2143年4月2日,星期二

讓所有人在護甲或層層衣著束縛下全速奔跑沖向事故地點的是尖叫聲,而不是軀網的醫療警報。驚慌與疼痛的厲喊直接鑽入人類大腦的深處,要求聽到的人必須注意與響應。這次也不例外。捕捉住所有人心神的音頻,效力因為巫崗原本已經很緊繃的氣氛而更加放大,所有人都害怕怪物再次出現於人群之中。

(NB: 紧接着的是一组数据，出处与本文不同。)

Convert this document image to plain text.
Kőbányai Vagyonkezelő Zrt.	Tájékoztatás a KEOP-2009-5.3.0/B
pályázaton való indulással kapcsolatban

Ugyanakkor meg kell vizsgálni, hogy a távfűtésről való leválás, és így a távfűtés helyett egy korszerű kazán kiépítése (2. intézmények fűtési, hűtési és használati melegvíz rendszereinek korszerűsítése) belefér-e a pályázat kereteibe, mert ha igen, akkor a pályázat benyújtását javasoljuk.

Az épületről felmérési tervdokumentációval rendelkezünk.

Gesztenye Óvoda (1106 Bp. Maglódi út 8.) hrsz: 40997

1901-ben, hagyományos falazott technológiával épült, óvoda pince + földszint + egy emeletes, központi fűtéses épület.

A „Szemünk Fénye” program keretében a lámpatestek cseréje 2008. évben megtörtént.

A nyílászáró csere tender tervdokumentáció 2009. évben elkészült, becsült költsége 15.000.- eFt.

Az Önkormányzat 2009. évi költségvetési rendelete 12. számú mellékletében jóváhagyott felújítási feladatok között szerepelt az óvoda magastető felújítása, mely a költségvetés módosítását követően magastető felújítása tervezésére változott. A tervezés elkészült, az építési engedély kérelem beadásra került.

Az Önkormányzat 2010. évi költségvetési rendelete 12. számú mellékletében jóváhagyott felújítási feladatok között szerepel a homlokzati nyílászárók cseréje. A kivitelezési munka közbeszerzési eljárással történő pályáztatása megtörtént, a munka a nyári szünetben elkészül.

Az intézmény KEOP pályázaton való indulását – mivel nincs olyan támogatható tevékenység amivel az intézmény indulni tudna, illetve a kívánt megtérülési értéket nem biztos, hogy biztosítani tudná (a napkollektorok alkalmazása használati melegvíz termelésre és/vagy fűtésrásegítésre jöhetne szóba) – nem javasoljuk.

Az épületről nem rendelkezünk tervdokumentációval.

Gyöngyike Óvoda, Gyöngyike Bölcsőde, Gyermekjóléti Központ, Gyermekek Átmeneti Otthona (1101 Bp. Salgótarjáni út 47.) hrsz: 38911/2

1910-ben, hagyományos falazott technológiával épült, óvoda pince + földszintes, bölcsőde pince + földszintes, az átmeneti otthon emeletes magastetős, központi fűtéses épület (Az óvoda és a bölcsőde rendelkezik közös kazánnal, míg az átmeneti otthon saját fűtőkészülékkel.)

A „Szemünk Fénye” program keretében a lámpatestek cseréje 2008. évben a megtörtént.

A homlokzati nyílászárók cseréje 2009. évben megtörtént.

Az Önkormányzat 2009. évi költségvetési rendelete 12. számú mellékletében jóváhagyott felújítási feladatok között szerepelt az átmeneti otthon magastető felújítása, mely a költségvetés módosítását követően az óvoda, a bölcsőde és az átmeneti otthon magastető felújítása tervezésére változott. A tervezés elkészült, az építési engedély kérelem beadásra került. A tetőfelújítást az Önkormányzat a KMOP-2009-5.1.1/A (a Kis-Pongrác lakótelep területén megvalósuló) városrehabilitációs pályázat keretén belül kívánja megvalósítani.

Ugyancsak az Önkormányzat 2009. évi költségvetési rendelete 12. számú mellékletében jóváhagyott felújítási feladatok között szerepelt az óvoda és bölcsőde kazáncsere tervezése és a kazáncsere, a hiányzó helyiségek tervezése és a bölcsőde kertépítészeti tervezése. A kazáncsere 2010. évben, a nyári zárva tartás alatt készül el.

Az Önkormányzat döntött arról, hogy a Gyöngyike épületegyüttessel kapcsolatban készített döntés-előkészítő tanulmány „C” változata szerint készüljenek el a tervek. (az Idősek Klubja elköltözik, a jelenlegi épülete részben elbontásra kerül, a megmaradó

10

這次安傑拉正幫忙把一堆食物包從350DL貨板運到用餐帳篷。她跟異種生物研究隊的羅克·克溫德在過去三天里,花了不少時間把食物從雪地里搬走。羅克是個將近四十歲的開朗男子,隨時都在傳他太太和兩個小孩的照片給她,唯一的談話主題就是他們。這一天,他又在跟她說起去年夏天他幫兩個小孩建造森林小屋時,尖叫聲突然響起,歇斯底里、起起伏伏,都是傷者在掙扎著呼吸。安傑拉鎖定了尖叫聲的位置,她的e-i立刻給出確認。醫療警報來自盧瑟·卡曾的軀網,大概位於用餐帳篷另一邊七十米外的地方。她跟羅克面面相覷,然後同時拋下手中的食物包,不顧穿著臃腫,盡全力朝那裡跑去。

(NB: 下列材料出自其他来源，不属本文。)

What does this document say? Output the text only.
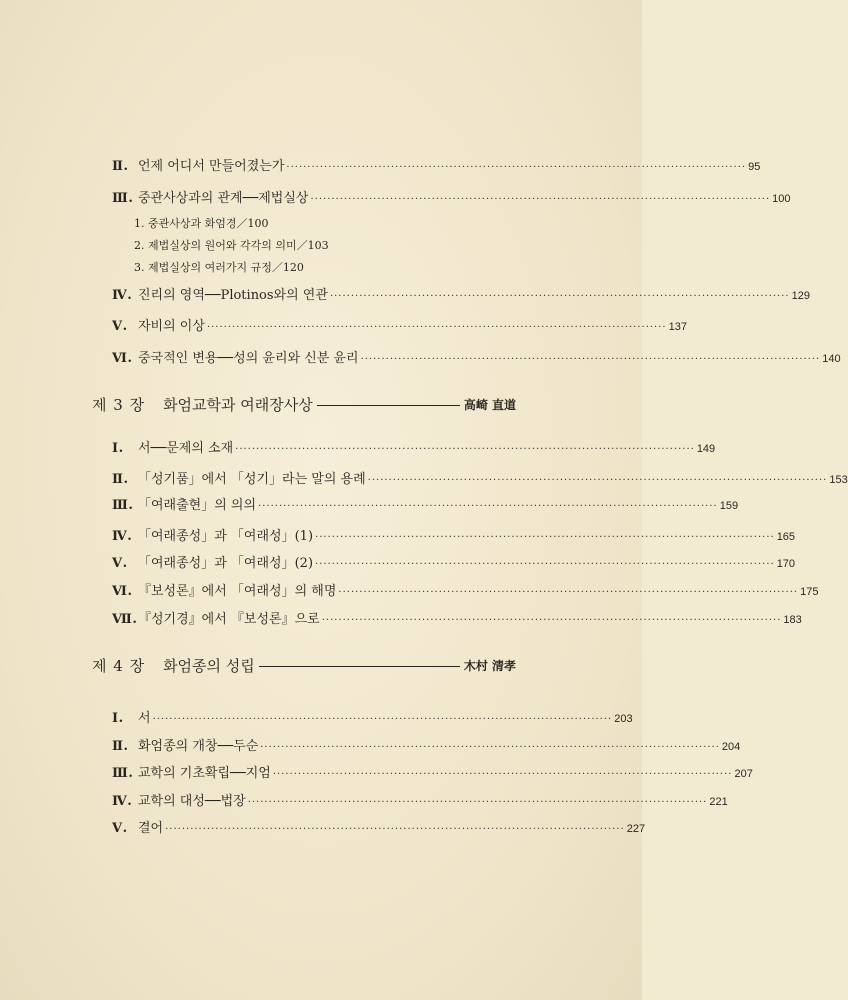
Ⅱ. 언제 어디서 만들어졌는가 ·····	95
Ⅲ. 중관사상과의 관계──제법실상 ·····	100
1. 중관사상과 화엄경／100
2. 제법실상의 원어와 각각의 의미／103
3. 제법실상의 여러가지 규정／120
Ⅳ. 진리의 영역──Plotinos와의 연관 ·····	129
Ⅴ. 자비의 이상 ·····	137
Ⅵ. 중국적인 변용──성의 윤리와 신분 윤리 ·····	140
제 3 장 화엄교학과 여래장사상	高崎 直道
Ⅰ.	서──문제의 소재 ·····	149
Ⅱ. 「성기품」에서 「성기」라는 말의 용례 ·····	153
Ⅲ. 「여래출현」의 의의 ·····	159
Ⅳ. 「여래종성」과 「여래성」(1) ·····	165
Ⅴ. 「여래종성」과 「여래성」(2) ·····	170
Ⅵ. 『보성론』에서 「여래성」의 해명 ·····	175
Ⅶ. 『성기경』에서 『보성론』으로 ·····	183
제 4 장 화엄종의 성립	木村 清孝
Ⅰ.	서 ·····	203
Ⅱ. 화엄종의 개창──두순 ·····	204
Ⅲ. 교학의 기초확립──지엄 ·····	207
Ⅳ. 교학의 대성──법장 ·····	221
Ⅴ. 결어 ·····	227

自從上個星期天第一次飄雪之後,巫崗每天都在下雪,但地面溫度太高,雪片沒有辦法存留,所以全變成了泥濘,到處都出現了淺淺的冰冷小溪,把冰雹侵襲後埋在泥巴中的垃圾泡濕;車輛、圓頂屋、工程廠房周圍都有一圈圈垃圾懶洋洋地打轉流動,骯髒的水流將輕巧的垃圾帶往四處。倉儲管理變成不可能的任務,安傑拉和福斯特為了替微製造小組找出原料,每天都在奮鬥。

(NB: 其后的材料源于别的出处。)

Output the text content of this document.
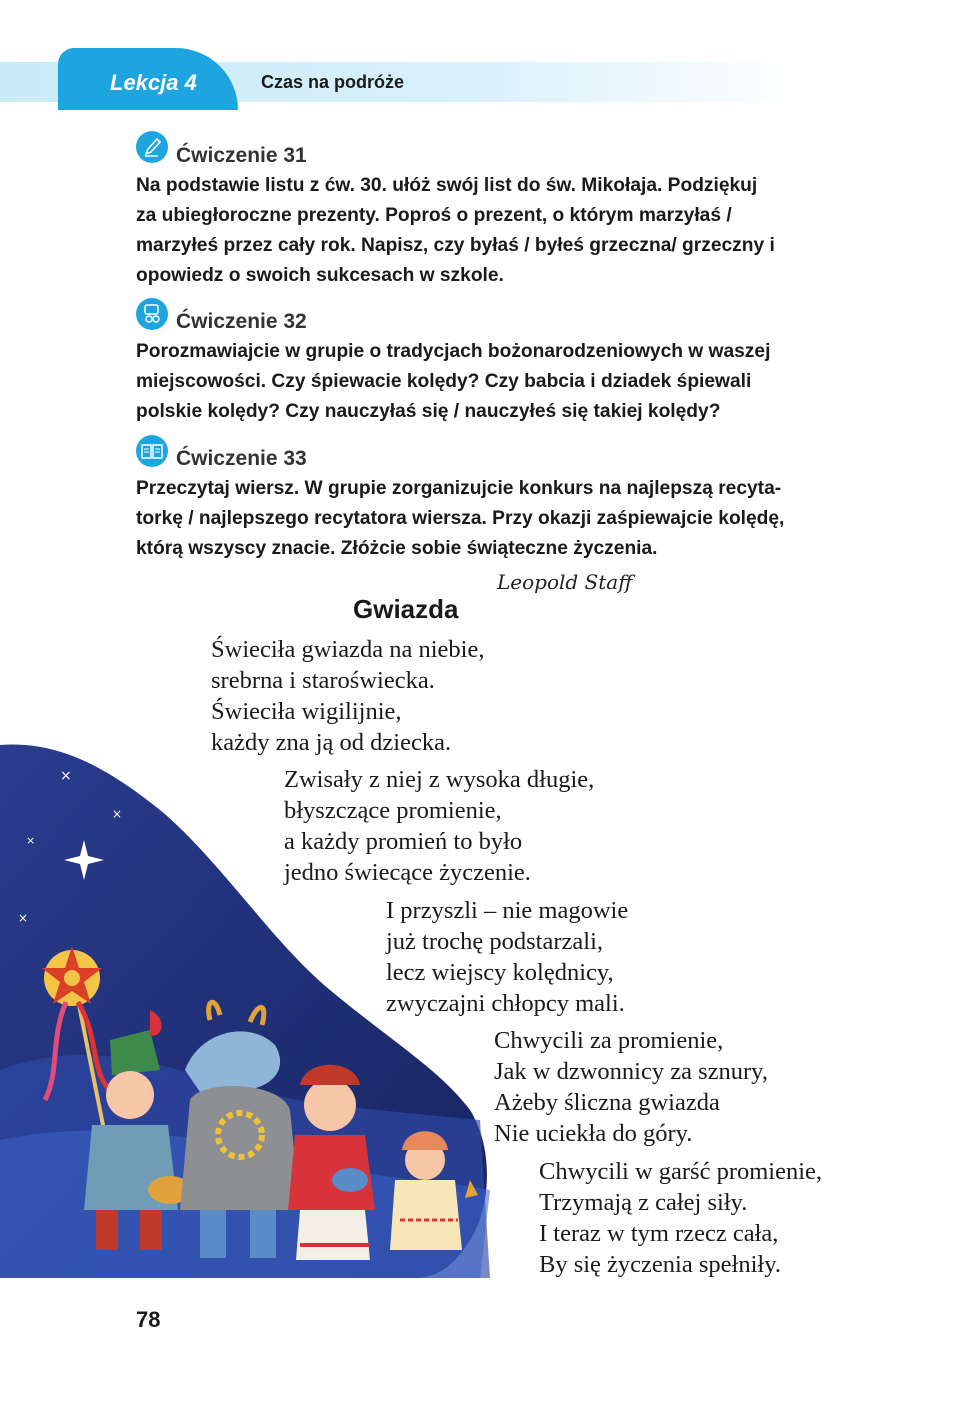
Lekcja 4	Czas na podróże
Ćwiczenie 31
Na podstawie listu z ćw. 30. ułóż swój list do św. Mikołaja. Podziękuj
za ubiegłoroczne prezenty. Poproś o prezent, o którym marzyłaś /
marzyłeś przez cały rok. Napisz, czy byłaś / byłeś grzeczna/ grzeczny i
opowiedz o swoich sukcesach w szkole.
Ćwiczenie 32
Porozmawiajcie w grupie o tradycjach bożonarodzeniowych w waszej
miejscowości. Czy śpiewacie kolędy? Czy babcia i dziadek śpiewali
polskie kolędy? Czy nauczyłaś się / nauczyłeś się takiej kolędy?
Ćwiczenie 33
Przeczytaj wiersz. W grupie zorganizujcie konkurs na najlepszą recyta-
torkę / najlepszego recytatora wiersza. Przy okazji zaśpiewajcie kolędę,
którą wszyscy znacie. Złóżcie sobie świąteczne życzenia.
×
×
×
×
Leopold Staff
Gwiazda
Świeciła gwiazda na niebie,
srebrna i staroświecka.
Świeciła wigilijnie,
każdy zna ją od dziecka.
Zwisały z niej z wysoka długie,
błyszczące promienie,
a każdy promień to było
jedno świecące życzenie.
I przyszli – nie magowie
już trochę podstarzali,
lecz wiejscy kolędnicy,
zwyczajni chłopcy mali.
Chwycili za promienie,
Jak w dzwonnicy za sznury,
Ażeby śliczna gwiazda
Nie uciekła do góry.
Chwycili w garść promienie,
Trzymają z całej siły.
I teraz w tym rzecz cała,
By się życzenia spełniły.
78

星期四的努力都花在搭建完最後兩座圓頂屋,如今雪片已經覆蓋整個營地。總共六座圓頂屋,巫崗營地剩餘的四十八名成員,每八個人被塞在一棟屋子裡。帳篷里救出來的行軍床被擁擠地塞入屋裡,幾乎沒有空出來的地板空間。最高層的六角平板上裝了鉤子和鬆緊帶,配備包像巨大破爛的蟲繭一樣掛著。照明來自用殘破帳篷布片包成的燈籠,以電線接上營地的主能源槽,每個圓頂屋都陰暗又氣悶。晚上這麼多人塞在這麼小的地方,提供了一些溫暖,也瀰漫著缺乏洗漱的人體氣味。

圓頂屋一建好,微製造小組就開始為營地人員製造更暖更厚的衣服。長大衣最受歡迎,因為大到可以穿在護甲外面,大多數人都搭配有夾層的防水長褲穿。3D印表機也吐出一頂頂帽子,還有圍巾和手套,雖然都不是最好的禦寒衣物,但也讓人們免受變化多端的氣候一些殘害。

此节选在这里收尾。